Reduction of an affine hyperplane

Question

For a $0 \neq v \in \mathbb{R}^{n}$ and a number $b \in \mathbb{R}$, the set $W^{n} \left( v,b \right) = \left\{ x \in \mathbb{R}^{n} | \langle x| v\rangle =b\right\}$ is called an affine hyperplane in $\mathbb{R}^{n}$.
For any affine hyperplane $W \subseteq \mathbb{R}^{n}$ show that there exists $i \in [n]$ such that for any number $t \in \mathbb{R}$ the set $A = \left\{ y \in \mathbb{R}^{n-1} | \left( y_{1}, \ldots, y_{i-1},t,y_{i+1},\ldots,y_{n} \right) \in W\right\}$ is an affine hyperplane in $\mathbb{R}^{n-1}$.

My try was:
Let $W = W^{n} \left( v,b \right)$ be an affine hyperplane for some $0 \neq v \in \mathbb{R}^{n}$ and a number $b \in \mathbb{R}$. Denote $v = \left( v_{1}, \ldots ,v_{n}\right)$. Because of the fact that $v \neq 0$, there exists some $i \in [n]$ such that $v_{i} \neq 0$, so let's choose this $i$. Now let $t \in \mathbb{R}$ be a number and $y \in A$, such that $y \in \mathbb{R}^{n-1}$, $y = \left( y_{1}, \ldots, y_{i-1},y_{i+1},\ldots,y_{n} \right)$ satisfies $\left( y_{1}, \ldots, y_{i-1},t,y_{i+1},\ldots,y_{n} \right) \in W$, meaning:
$\langle \left( y_{1}, \ldots, y_{i-1},t,y_{i+1},\ldots,y_{n} \right) | v \rangle = y_{1}v_{1} + \ldots + y_{i-1}v_{i-1} + tv_{i} + y_{i+1}v_{i+1} + \ldots + y_{n}v_{n} = b$, therefore: $y_{1}v_{1} + \ldots + y_{i-1}v_{i-1} + y_{i+1}v_{i+1} + \ldots + y_{n}v_{n} = b - tv_{i}$.
So let's denote $b' = b - tv_{i}$ and $v' = \left( v_{1}, \ldots, v_{i-1},v_{i+1},\ldots,v_{n} \right)$ and we get that $A = W^{n-1} \left( v', b'\right)$ is an affine hyperplane in $\mathbb{R}^{n-1}$.
But then I thought to myself what if $v_{i}$ is the only cooardinate that satisfies $v_{i} \neq 0$ and all the other cooardinates are zero? so of course $v' = 0$ and $W^{n-1} \left( v', b'\right)$ is not an affine hyperplane.
I would be glad if someone can help me with it.

Answer 1

Hint

You were quite on the spot...

For $t \in \mathbb R$ and $i \in [n]$, let $A_t^i = \left\{ y \in \mathbb{R}^{n-1} | \left( y_{1}, \ldots, y_{i-1},t,y_{i+1},\ldots,y_{n} \right) \in W\right\}$.

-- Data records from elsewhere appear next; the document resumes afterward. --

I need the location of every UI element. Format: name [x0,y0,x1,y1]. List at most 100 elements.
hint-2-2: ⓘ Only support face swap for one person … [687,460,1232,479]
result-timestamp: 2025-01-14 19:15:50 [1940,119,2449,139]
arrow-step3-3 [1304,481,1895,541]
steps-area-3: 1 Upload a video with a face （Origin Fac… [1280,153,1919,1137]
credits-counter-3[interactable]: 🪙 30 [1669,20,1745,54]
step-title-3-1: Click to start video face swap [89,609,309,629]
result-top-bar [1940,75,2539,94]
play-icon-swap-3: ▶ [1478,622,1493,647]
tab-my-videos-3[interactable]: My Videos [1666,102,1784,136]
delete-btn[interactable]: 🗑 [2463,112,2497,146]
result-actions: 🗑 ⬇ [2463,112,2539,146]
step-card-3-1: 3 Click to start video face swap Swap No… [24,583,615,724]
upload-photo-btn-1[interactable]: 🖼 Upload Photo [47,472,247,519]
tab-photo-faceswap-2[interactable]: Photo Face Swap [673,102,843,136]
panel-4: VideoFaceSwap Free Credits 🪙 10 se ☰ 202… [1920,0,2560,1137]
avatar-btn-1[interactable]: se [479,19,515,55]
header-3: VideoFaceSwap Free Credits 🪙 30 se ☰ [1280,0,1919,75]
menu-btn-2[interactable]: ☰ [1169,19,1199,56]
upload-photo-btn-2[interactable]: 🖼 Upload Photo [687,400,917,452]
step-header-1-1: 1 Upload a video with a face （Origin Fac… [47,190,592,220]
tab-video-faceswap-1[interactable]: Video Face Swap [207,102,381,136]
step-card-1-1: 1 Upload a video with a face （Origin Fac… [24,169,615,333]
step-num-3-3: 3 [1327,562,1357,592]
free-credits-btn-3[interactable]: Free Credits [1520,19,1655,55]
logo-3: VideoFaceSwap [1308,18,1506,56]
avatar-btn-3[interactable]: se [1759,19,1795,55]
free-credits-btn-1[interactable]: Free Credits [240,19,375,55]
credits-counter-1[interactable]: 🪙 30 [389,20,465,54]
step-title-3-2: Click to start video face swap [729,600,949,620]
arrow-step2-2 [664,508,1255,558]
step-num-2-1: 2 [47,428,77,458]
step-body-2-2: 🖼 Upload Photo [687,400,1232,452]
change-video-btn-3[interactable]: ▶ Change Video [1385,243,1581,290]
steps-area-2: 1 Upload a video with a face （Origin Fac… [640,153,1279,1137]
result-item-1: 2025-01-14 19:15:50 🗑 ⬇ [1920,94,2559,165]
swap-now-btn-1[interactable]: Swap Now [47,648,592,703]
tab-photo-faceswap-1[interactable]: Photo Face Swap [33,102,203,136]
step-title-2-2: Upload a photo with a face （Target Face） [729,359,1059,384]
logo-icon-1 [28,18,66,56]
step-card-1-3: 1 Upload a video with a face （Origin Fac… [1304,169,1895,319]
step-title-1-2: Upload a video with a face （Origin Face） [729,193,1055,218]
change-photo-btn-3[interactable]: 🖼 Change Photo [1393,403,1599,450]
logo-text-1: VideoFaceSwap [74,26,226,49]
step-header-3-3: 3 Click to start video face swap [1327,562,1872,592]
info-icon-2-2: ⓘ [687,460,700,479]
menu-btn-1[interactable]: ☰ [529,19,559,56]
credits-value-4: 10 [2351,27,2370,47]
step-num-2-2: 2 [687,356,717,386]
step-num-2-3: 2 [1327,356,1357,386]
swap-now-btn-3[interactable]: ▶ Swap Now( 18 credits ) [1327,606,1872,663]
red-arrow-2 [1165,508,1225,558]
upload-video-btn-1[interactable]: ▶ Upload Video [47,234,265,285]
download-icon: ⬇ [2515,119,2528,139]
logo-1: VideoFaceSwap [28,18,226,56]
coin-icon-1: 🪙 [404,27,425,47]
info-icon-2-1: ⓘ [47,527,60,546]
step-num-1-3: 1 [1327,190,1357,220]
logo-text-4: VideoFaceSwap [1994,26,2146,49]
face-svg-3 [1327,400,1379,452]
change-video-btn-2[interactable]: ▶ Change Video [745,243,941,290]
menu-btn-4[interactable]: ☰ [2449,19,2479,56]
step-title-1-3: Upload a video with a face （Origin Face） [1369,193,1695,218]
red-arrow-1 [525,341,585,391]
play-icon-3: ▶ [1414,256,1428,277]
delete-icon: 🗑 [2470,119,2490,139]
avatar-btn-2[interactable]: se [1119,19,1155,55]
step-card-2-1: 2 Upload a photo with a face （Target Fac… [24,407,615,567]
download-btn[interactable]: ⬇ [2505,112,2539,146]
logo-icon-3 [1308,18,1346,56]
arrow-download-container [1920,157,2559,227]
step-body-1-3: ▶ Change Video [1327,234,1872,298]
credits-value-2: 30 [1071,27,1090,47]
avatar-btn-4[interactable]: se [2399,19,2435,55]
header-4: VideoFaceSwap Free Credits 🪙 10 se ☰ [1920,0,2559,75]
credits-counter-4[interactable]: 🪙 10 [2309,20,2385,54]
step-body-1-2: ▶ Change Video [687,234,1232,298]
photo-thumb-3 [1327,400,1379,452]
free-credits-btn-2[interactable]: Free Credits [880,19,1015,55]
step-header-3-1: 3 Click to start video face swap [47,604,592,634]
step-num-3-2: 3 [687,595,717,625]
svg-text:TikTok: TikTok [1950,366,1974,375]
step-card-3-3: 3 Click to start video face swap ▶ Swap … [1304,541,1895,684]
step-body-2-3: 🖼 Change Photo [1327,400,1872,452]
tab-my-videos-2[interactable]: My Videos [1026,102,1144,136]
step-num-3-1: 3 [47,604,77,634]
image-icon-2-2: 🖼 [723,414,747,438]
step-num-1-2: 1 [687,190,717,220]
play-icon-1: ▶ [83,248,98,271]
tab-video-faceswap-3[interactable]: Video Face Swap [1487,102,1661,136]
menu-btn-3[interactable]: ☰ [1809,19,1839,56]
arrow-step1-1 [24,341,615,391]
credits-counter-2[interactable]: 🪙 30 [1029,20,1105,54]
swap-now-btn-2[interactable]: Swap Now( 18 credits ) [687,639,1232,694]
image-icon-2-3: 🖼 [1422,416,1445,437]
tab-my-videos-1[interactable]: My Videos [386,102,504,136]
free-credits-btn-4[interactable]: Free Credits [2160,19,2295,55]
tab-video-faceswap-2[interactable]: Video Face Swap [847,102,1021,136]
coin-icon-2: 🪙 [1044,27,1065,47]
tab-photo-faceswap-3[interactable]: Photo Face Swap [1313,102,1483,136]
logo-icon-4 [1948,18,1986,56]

As you said, $v \neq 0$. If $v_j \neq 0$ for all $j \in [n] = \{1, \dots, n\}$, let $i=1$ and otherwise chose $i$ such that $v_i = 0$.

Then prove that $A_t^i$ is a hyperplane of $\mathbb R^{n-1}$ for all $t \in \mathbb R$. For that use the fact that one of the $v_j$ with $j \neq i$ is not equal to zero.